Start the seeds about two to three months before the frost free date. Do not start the seeds earlier than this, and try to hold them inside. Once the plants are well-established, they need to be transplanted outside. Keeping them inside too long will result in weak, spindly plants that may not recover once transplanted.
Place the seeds in the pots, covering them with soil. Because of the poor germination rate of verbena seeds, plant several seeds in each container. They can be thinned later if necessary. Verbena seeds germinate better in the dark, so make sure the seeds are covered thoroughly.
Use a spray bottle to mist the soil until it is moist. Verbena germinate well at comfortable room temperatures. Expect the seeds to push through the soil in two to three weeks.
Once the verbena seeds have sprouted, use a pair of sharp scissors to thin the plants. Verbena require good air circulation to thrive. Continue to keep the soil moist, allowing the soil to dry out once the seeds have sprouted can kill the plant.

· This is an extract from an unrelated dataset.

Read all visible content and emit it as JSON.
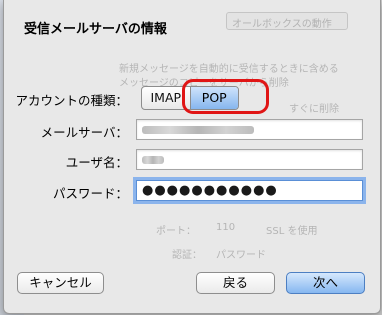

About two weeks before the weather warms enough to transplant the verbena plants outside, it is time to begin the hardening off process. Carry the plants outside for a few hours each day, on days that are warm and calm. Cold, windy weather will kill the plants at this point. The hardening off process slows the growth of the plant, but also toughens it up. The stem and leaves will develop a thicker texture as the plants prepare for life outdoors.
Starting verbena seeds is an inexpensive way to add color to the garden. Verbena are easy to care for, non-invasive, and attract wildlife. They are considered short-lived perennials, although many people grow them as annuals. The bloom early in their first year, and have a long flowering season.